Yeah, I know, that is a weird rating, but it comes down to how the movie paid itself off…or not. Salma Hayek (Sausage Party) does a wonderful job driving this film and navigating a journey of revelation and frustration. But the resolution took days to crystallize for me…and even after I finally got it to make sense, I wasn’t entirely sold on it.
The ending aside, there is a great dynamic set up, Led by Connie Britton (American Ultra) and John Lithgow (Miss Sloane). Britton serves as the uncomfortable bridge between Hayek and Lithgow’s worlds. Each brings a particular kind of tension to the screen.

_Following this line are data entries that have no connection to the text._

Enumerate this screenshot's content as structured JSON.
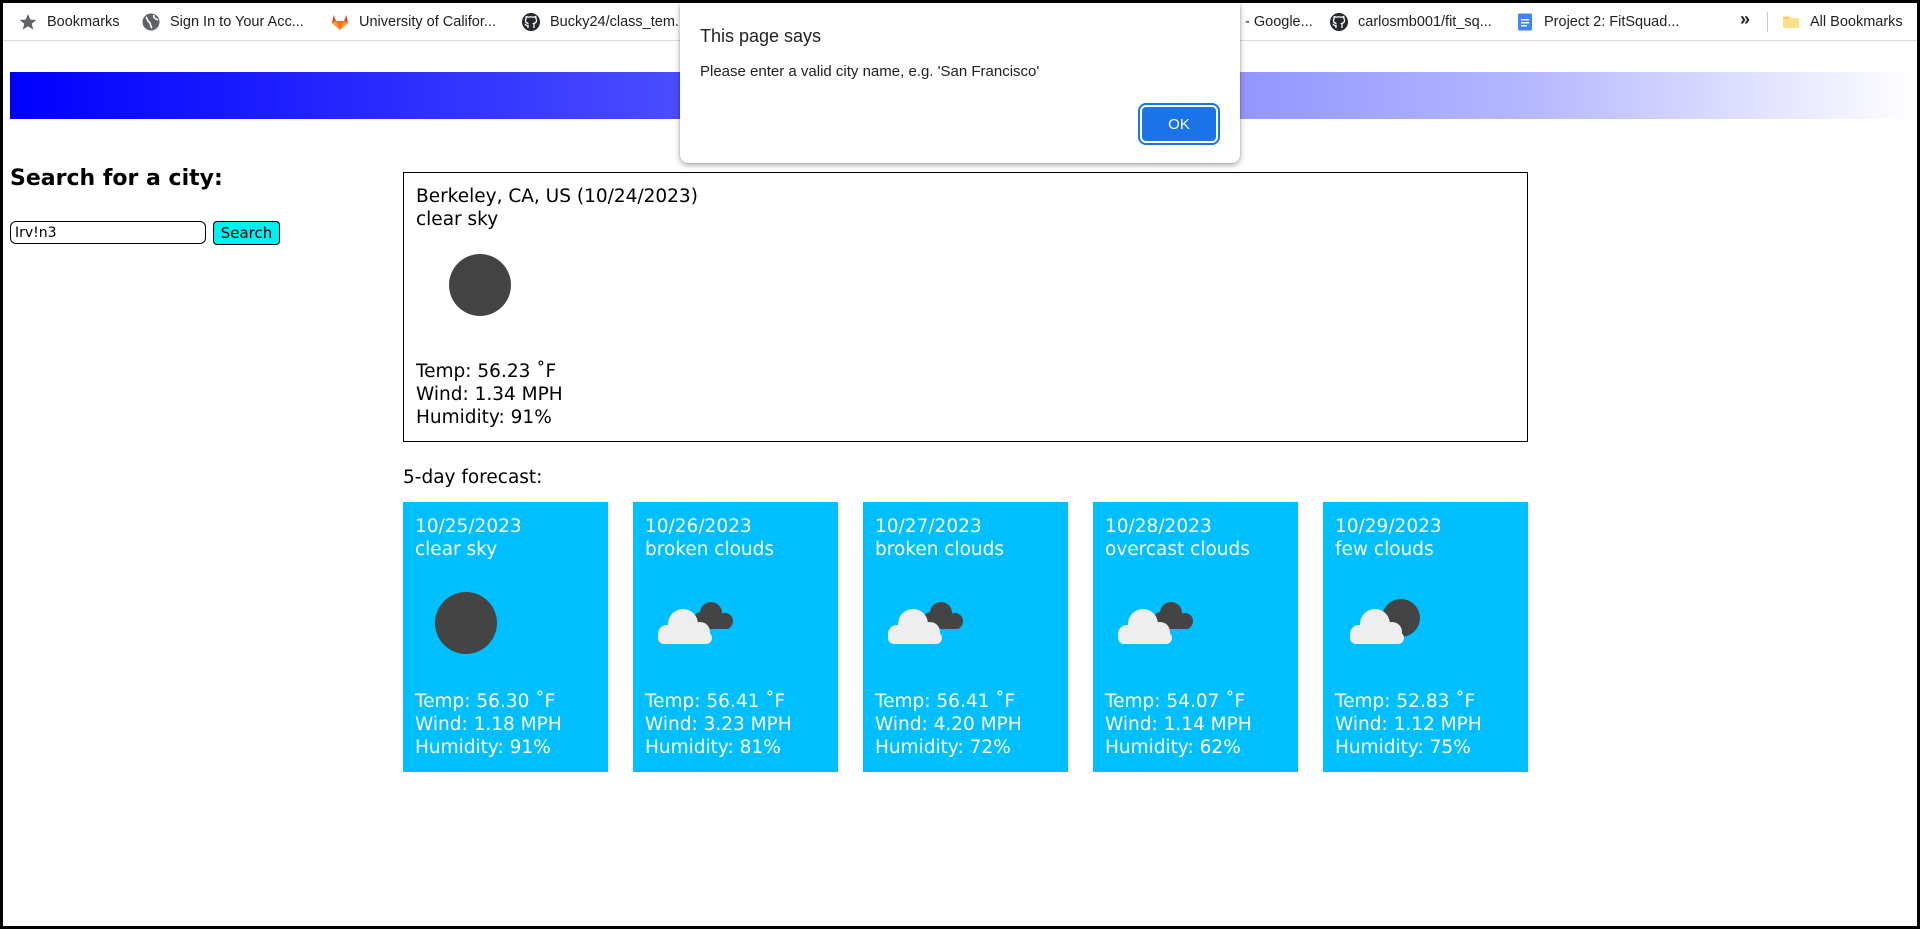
{
  "bookmarks_bar": {
    "items": [
      {
        "label": "Bookmarks",
        "icon": "star-icon"
      },
      {
        "label": "Sign In to Your Acc...",
        "icon": "globe-icon"
      },
      {
        "label": "University of Califor...",
        "icon": "gitlab-icon"
      },
      {
        "label": "Bucky24/class_tem...",
        "icon": "github-icon"
      },
      {
        "label": "- Google...",
        "icon": "none"
      },
      {
        "label": "carlosmb001/fit_sq...",
        "icon": "github-icon"
      },
      {
        "label": "Project 2: FitSquad...",
        "icon": "docs-icon"
      },
      {
        "label": "»",
        "icon": "chevron-double-right-icon"
      },
      {
        "label": "All Bookmarks",
        "icon": "folder-icon"
      }
    ]
  },
  "banner": {
    "gradient_start": "#0000ff",
    "gradient_end": "#ffffff"
  },
  "sidebar": {
    "heading": "Search for a city:",
    "input_value": "Irv!n3",
    "search_button": "Search",
    "button_color": "#00f0f0"
  },
  "current": {
    "title": "Berkeley, CA, US (10/24/2023)",
    "description": "clear sky",
    "icon": "sun-icon",
    "temp": "Temp: 56.23 ˚F",
    "wind": "Wind: 1.34 MPH",
    "humidity": "Humidity: 91%"
  },
  "forecast": {
    "heading": "5-day forecast:",
    "card_color": "#00bfff",
    "days": [
      {
        "date": "10/25/2023",
        "description": "clear sky",
        "icon": "sun-icon",
        "temp": "Temp: 56.30 ˚F",
        "wind": "Wind: 1.18 MPH",
        "humidity": "Humidity: 91%"
      },
      {
        "date": "10/26/2023",
        "description": "broken clouds",
        "icon": "broken-clouds-icon",
        "temp": "Temp: 56.41 ˚F",
        "wind": "Wind: 3.23 MPH",
        "humidity": "Humidity: 81%"
      },
      {
        "date": "10/27/2023",
        "description": "broken clouds",
        "icon": "broken-clouds-icon",
        "temp": "Temp: 56.41 ˚F",
        "wind": "Wind: 4.20 MPH",
        "humidity": "Humidity: 72%"
      },
      {
        "date": "10/28/2023",
        "description": "overcast clouds",
        "icon": "overcast-clouds-icon",
        "temp": "Temp: 54.07 ˚F",
        "wind": "Wind: 1.14 MPH",
        "humidity": "Humidity: 62%"
      },
      {
        "date": "10/29/2023",
        "description": "few clouds",
        "icon": "few-clouds-icon",
        "temp": "Temp: 52.83 ˚F",
        "wind": "Wind: 1.12 MPH",
        "humidity": "Humidity: 75%"
      }
    ]
  },
  "dialog": {
    "title": "This page says",
    "message": "Please enter a valid city name, e.g. 'San Francisco'",
    "ok_button": "OK",
    "button_color": "#1a73e8"
  }
}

Jay Duplass (Transparent) and Cloë Sevigny (Love & Friendship), provide some distraction and a peek at the next generation coming up in the world. They are an odd couple, and come off with varying degrees of believability. In addition, Amy Landecker (Project Almanac) and David Warshofsky (Now You See Me 2) are side notes to the tale. Warshofsky is probably the most grounded and credible of the cast, outside of Hayek, but has relatively little screen time. Landecker is her typical, crass, ugly person. She does it well, but it is rarely an approach I find sympathetic or engaging.
You can’t help but compare this to The Dinner, which released around the same time and has a similar sort of dynamic and pathway. And again, the path and story are intriguing in Beatriz, but it ultimately didn’t pay off for me. I will admit this is a huge leap above Mark White’s most recent script, The Emoji Movie. The level of maturity is an entirely different league. And Arteta’s direction of it is uncomfortably realistic while maintaining a sort of theatrical stage sensibility. Perhaps I wasn’t able to see the point or wasn’t ready to see the point, but either way, it left me (amusingly given White’s involvement) with a “meh” feeling.
Ultimately, you see this for the performances. So whether you seek this out or not has to be left up to you.